Sorry, I missed this comment. Actually, I have sold two homes without a realtor. Both times were flukes more than anything I really planned.
The first time I mentioned to a co-worker that I was thinking about selling my (first) house. He said that he thought he could be interested. He came and saw the house and agreed on the spot to buy it. That was that. We established the price by asking the realtor who had sold us the house what the price should be and then reducing the price by an amount that was 50% of what the standard sales commission would have been. In essence, we split what would have been the commission with the buyer.
We also split the cost for a real-estate attorney — a few hundred dollars, total — and got it done in just a few days.
The second time was a little more planned. I carefully photographed the house and painstakingly built a website for it with tons of description. Whether or not we hired a realtor, I thought a website would help us sell. This was early 2001, a web presence for a house for sale was still fairly rare.
We contacted the same realtor who had sold us our first home and asked her for a market value for the house. I offered to pay her a fee for her expertise and she declined saying that she knew we'd end up hiring her anyway, and that, "You may have sold your first house on your own but you'll never be able to do it twice."

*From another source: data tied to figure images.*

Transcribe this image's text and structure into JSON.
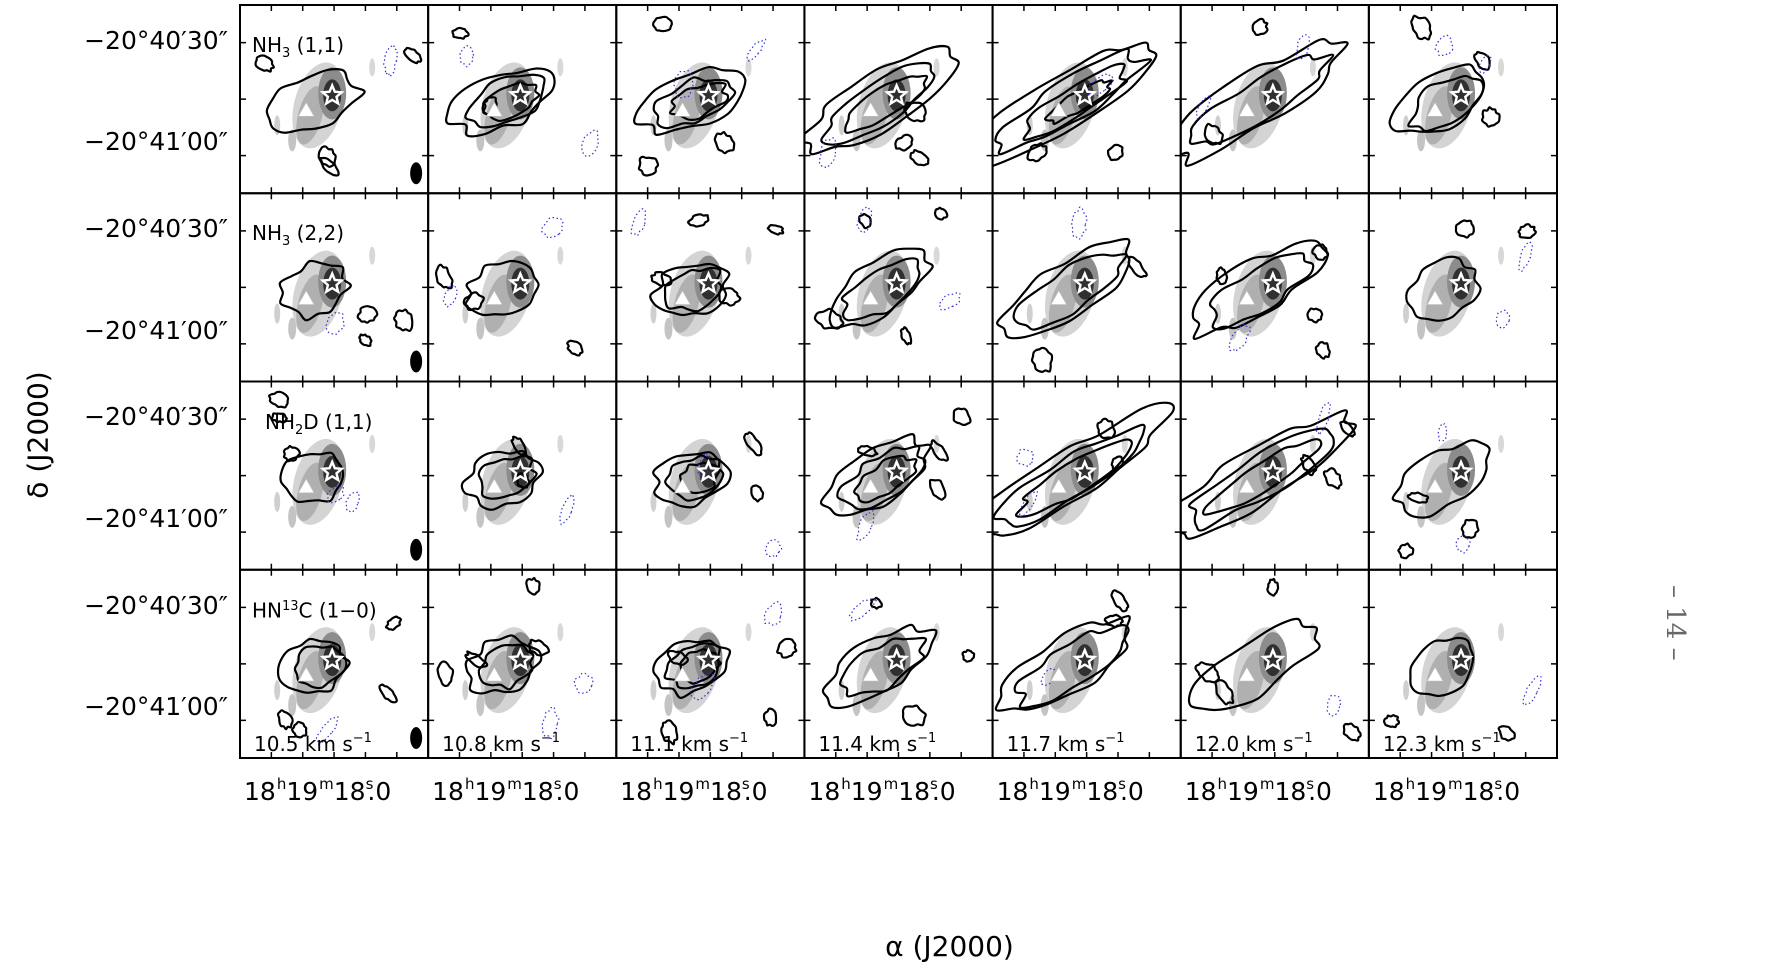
{
  "figure": {
    "x_axis_label": "α (J2000)",
    "y_axis_label": "δ (J2000)",
    "y_ticks": [
      "−20°40′30″",
      "−20°41′00″"
    ],
    "x_tick": {
      "h": "18",
      "m": "19",
      "s": "18.0"
    },
    "rows": [
      {
        "label": "NH3 (1,1)",
        "mol": "NH",
        "sub": "3",
        "sup": "",
        "tail": " (1,1)"
      },
      {
        "label": "NH3 (2,2)",
        "mol": "NH",
        "sub": "3",
        "sup": "",
        "tail": " (2,2)"
      },
      {
        "label": "NH2D (1,1)",
        "mol": "NH",
        "sub": "2",
        "sup": "",
        "tail": "D (1,1)"
      },
      {
        "label": "HN13C (1−0)",
        "mol": "HN",
        "sub": "",
        "sup": "13",
        "tail": "C (1−0)"
      }
    ],
    "velocities": [
      "10.5",
      "10.8",
      "11.1",
      "11.4",
      "11.7",
      "12.0",
      "12.3"
    ],
    "velocity_unit": "km s",
    "velocity_unit_exp": "−1",
    "page_number": "– 14 –"
  },
  "colors": {
    "contour": "#000000",
    "negative_contour": "#3333cc",
    "grayscale_peak": "#303030",
    "background": "#ffffff"
  },
  "markers": {
    "source": "white star",
    "secondary": "white triangle",
    "beam": "black ellipse"
  }
}
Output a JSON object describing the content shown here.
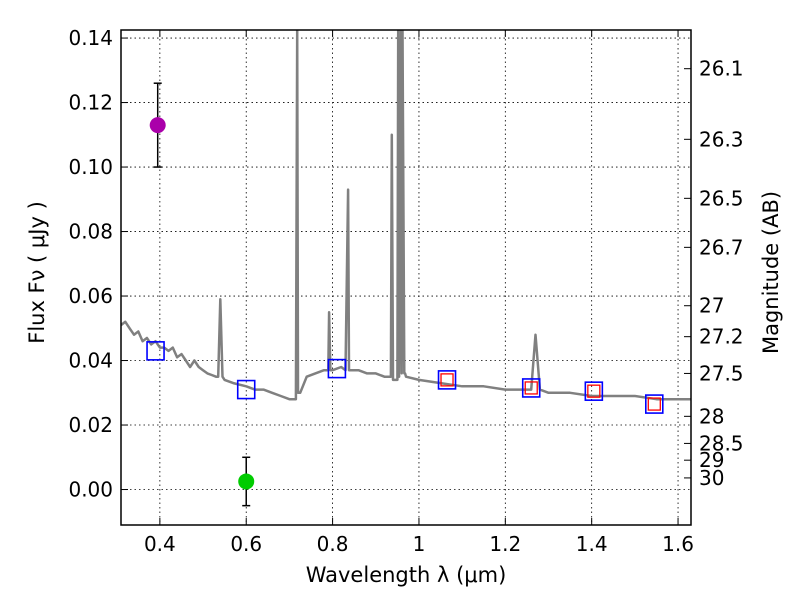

A few days after the website had gone up, I decided to put a small "for sale" sign in the yard and, no joke, as I was pounding the sign into the ground, a passing car stopped and, longer story short, within a few hours she and her husband agreed to buy the house. The husband was a building contractor and he was especially impressed by the aforementioned inspection report.
As we had done with our first house, we set the price at market minus half the commission so it was well-priced.
We hired the same real-estate attorney who put the sale together. It was super easy and done around the buyer's kitchen table in a single two-hour meeting, followed a few days later by an official closing at an escrow company.
Now that the market in our area is smoking red hot, I am pretty sure we could sell our present home on our own too. We might miss out on bidding war wins but, I think, in the end, we'd come out okay.
If you happen to select the same home inspector as the other perspective buyer, you can rest assured that they will simply copy over the report and charge you the full amount. It's best to arrange to be there when the inspection happens to prevent this or drive-by inspections.
One of the issues that keeps there from being a neutral third party holding the inspection results is the vast difference in quality in home inspections. Since home inspectors are not liable for anything they miss in the inspections, there are some really poor quality inspectors out there. The third party hiring the inspectors isn't going to be aligned with your interest in hiring the best inspector. Most likely they're going to go with whoever is the cheapest so they can keep as most of the fee you and other buyers are paying them.
In states that license and regulate home inspectors, perhaps part of the requirements could be that every home inspection report has to be part of the public record for the property. If there are multiple inspections, each of them becomes part of the record. A sneaky seller might pose as a buyer and payoff an inspector to give them a good report that becomes part of the record so it would still be in the buyer's interest to hire their own inspector if there is only one inspection report. At some point though, there will be enough inspection reports that your risk of only seeing faulty reports becomes low.
In the current US housing market, you're expected to waive bringing in a house inspector because if you don't, the seller will sell to someone who will (and they likely have 3 all cash offers besides you ready to go).
That's what we're finding right now. Any attempt at negotiation just means your offer gets binned and the house will go to somebody who'll pony up the money, no questions asked.